Оба не знали, что сказать после этого. Но вот мимо прошел официант, и Кирилл попросил у него счет. Как только тот ушел, Кирилл медленно повернулся к Тане. Она, не мигая, смотрела на него.
− Тебе куда сейчас?
− В общежитие. Оно на Пражской, но…
Ее взгляд на миг остекленел, глядя на экран телефона.
− Уже закрылось, а я… Даже не заметила время. Как думаешь, еще не поздно заселиться в хостел?
Он задумался, а потом глубоко вздохнул.
− Ты можешь… Остаться у меня. Я живу в этом доме, − сказал Кирилл, показав на потолок пальцем.
− Прямо над этой кофейней?
Она мечтательно посмотрела наверх, словно увидев там звездное небо.
− Ага. Тут очень классный вид с крыши. Видно Дворцовую площадь, мосты, как плывут корабли под ними. В общем, весь смак Питера.
Таня улыбнулась. Они надели куртки и вышли.
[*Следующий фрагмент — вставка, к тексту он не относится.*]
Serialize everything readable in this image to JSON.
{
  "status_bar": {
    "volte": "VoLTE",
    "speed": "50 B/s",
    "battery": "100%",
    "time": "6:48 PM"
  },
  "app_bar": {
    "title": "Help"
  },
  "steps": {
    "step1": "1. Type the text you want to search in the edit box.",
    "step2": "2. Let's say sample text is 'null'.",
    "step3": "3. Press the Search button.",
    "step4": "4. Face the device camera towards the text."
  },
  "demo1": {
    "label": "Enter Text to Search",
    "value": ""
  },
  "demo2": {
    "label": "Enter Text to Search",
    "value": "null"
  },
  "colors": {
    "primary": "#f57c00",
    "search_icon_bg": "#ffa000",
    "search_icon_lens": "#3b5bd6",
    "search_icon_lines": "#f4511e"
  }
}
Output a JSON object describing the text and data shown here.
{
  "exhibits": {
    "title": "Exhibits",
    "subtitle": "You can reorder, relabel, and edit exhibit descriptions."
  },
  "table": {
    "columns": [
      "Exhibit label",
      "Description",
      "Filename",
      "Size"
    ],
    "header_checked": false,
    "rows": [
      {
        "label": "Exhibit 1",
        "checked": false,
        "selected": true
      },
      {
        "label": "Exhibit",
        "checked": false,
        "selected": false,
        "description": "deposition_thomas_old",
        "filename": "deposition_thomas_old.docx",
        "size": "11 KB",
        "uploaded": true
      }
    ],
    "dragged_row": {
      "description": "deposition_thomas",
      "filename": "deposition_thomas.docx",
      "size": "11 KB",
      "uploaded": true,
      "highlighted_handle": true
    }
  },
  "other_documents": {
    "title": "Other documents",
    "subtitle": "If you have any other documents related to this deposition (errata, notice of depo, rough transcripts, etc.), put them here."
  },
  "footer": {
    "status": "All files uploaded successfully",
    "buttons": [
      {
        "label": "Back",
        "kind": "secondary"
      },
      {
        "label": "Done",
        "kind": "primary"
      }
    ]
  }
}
Зашли во двор и стали подниматься на пятый этаж по лестнице.
Кирилл шел не спеша, чуть пропустив вперед спутницу. Только сейчас он мог полностью рассмотреть ее.
Тонкие ноги в полупрозрачных колготках. Юбка лишь слегка выглядывала из-под замшевой охровой куртки, доходившей ей почти до середины бедер. Она походила на школьницу. Тяжелые ботинки с едва слышным звоном ударялись о ступени лестницы. Она запрокидывала вверх голову, по-детски приоткрывая рот. Словно Кирилл пообещал ей, что в конце они попадут в сказочную галактику, таким воодушевлением все отдавало на ее лице.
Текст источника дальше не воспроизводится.